Este artigo examina a história do instituto da indisponibilidade de bens no Brasil e suas repercussões no Registro de Imóveis. Inicialmente concebido para fins muito específicos – como o combate à corrupção e à improbidade administrativa durante a Ditadura Vargas e Regime Militar de 1964 -, foi gradualmente modificado, assumindo uma feição draconiana no processo executivo. Aponta-se a necessidade de revisitar o instituto e estabelecer critérios mais rigorosos para sua aplicação, a fim de evitar o bloqueio indiscriminado de bens e direitos e garantir a livre circulação de bens e riquezas. O artigo discute ainda o impacto da informatização do sistema, que levou a uma explosão no número de inscrições de indisponibilidade de bens, muitas das quais permanecem latentes e sem solução.

Key words: CGI – Comissão Geral de Investigações – Regime Militar. Indisponibilidade de bens. CNIB – Central Nacional de Indisponibilidade de bens. 

Os registradores acham-se diante de uma verdadeira avulsão de inscrições na Plataforma da CNIB – Central Nacional de Indisponibilidade de bens. Na data de hoje registramos mais de 2.4 milhões de inscrições na plataforma e mais de 3.3 milhões de pessoas atingidas, com 205.8 milhões de relatórios emitidos1. Como chegamos a estas cifras assombrosas? Terá havido uma distorção no sistema em razão do modelo adotado? Como este “gravame”2 heterodoxo converteu-se em ferramenta corriqueira no processo executivo, disputando e suplantando figuras tradicionais de arresto e penhora de bens?

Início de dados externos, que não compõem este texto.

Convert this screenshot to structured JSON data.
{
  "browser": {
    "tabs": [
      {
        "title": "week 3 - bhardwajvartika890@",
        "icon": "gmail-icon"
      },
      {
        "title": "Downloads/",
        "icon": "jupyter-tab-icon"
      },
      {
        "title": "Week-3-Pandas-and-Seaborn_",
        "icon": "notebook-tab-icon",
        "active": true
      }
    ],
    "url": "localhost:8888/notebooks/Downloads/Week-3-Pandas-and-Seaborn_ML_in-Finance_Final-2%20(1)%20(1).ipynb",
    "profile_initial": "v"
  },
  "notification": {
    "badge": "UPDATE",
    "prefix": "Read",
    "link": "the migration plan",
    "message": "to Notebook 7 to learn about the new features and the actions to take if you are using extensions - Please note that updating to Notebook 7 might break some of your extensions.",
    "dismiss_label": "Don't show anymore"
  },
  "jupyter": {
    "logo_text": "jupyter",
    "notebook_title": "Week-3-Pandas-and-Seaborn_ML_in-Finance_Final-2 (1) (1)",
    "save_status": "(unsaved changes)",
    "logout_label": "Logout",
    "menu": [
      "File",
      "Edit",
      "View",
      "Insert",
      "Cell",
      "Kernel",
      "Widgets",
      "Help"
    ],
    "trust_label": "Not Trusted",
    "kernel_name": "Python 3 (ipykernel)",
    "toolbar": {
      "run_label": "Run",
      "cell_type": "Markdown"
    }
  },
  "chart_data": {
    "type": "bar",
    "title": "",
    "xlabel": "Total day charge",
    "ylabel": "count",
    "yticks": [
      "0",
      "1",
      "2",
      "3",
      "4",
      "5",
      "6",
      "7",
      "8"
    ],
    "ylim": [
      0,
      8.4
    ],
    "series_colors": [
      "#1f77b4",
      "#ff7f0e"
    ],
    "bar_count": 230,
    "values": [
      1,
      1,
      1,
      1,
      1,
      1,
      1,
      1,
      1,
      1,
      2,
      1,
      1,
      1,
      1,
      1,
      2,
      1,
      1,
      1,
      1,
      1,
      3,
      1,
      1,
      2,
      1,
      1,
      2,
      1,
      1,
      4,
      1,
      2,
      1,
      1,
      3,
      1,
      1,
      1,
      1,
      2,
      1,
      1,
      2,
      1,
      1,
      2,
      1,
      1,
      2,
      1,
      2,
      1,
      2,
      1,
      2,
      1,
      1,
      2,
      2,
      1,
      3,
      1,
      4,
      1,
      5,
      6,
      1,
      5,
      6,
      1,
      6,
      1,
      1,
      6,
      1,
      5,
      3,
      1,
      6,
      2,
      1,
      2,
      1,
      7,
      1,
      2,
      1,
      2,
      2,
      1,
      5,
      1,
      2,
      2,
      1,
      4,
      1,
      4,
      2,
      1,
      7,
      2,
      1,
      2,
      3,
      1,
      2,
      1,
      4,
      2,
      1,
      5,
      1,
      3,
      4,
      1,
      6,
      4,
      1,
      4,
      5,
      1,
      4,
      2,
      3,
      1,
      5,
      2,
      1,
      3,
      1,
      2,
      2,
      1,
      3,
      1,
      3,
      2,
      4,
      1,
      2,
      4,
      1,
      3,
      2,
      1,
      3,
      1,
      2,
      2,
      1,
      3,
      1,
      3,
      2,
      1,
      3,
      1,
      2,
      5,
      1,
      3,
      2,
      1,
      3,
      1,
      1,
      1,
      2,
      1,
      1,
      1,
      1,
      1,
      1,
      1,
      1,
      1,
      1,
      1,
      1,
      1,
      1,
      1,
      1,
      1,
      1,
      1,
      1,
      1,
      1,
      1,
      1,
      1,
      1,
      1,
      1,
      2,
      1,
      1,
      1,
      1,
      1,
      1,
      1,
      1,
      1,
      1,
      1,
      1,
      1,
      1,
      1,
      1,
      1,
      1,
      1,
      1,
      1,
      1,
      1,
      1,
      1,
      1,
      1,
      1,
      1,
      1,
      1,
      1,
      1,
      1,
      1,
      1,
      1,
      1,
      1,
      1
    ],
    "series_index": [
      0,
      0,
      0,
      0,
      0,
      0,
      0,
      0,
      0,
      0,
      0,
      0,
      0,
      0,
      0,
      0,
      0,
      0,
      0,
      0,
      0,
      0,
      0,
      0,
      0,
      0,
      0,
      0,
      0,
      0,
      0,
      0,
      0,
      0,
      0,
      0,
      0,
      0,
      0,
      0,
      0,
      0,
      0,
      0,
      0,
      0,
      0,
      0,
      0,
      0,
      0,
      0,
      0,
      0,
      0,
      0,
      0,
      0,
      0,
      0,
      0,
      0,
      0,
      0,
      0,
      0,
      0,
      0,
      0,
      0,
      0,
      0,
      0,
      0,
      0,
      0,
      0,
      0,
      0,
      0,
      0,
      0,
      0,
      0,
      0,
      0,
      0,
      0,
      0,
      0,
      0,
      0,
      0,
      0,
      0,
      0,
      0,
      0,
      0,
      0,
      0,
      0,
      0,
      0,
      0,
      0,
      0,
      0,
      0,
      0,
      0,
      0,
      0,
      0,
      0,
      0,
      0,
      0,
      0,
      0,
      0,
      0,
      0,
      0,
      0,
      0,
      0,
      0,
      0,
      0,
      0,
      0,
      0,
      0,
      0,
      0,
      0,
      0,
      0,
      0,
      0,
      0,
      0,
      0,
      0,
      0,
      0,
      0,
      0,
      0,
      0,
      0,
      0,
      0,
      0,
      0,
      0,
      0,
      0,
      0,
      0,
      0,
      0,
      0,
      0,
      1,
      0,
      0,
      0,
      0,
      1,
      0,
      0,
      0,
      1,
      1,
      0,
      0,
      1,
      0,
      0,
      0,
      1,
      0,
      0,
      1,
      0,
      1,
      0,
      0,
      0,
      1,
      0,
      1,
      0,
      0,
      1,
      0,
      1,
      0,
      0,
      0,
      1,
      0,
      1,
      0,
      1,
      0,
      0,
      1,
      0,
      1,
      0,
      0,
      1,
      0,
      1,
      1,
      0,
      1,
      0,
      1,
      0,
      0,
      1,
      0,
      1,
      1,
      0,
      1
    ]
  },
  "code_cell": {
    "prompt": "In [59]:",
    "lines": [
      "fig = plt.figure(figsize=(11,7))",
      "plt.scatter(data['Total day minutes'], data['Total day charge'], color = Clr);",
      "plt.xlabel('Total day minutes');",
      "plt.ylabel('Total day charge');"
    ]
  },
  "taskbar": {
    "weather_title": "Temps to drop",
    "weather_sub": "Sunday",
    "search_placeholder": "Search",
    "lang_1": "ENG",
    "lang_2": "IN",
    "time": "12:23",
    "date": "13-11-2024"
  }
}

No contexto do encontro Indisponibilidade de Bens, promovido pela Fundação Arcadas, da Faculdade de Direito do Largo São Francisco3, Celso Fernandes Campilongo destacou:

“A decretação de indisponibilidade de bens possui enorme virulência. É medida drástica. Tem consequências patrimoniais devastadoras. Por isso, deve ser usada com moderação. Não se pode perder de vista que a intrínseca dose de coerção e violência da indisponibilidade não deve ser percebida apenas como reparação de dano causado à sociedade. Ela é, antes disso, consequência de violação à lei. Adequar o direito ao interesse público não é algo que possa ser feito à margem do direito, com sanha inquisitória e proporções desequilibradas”4.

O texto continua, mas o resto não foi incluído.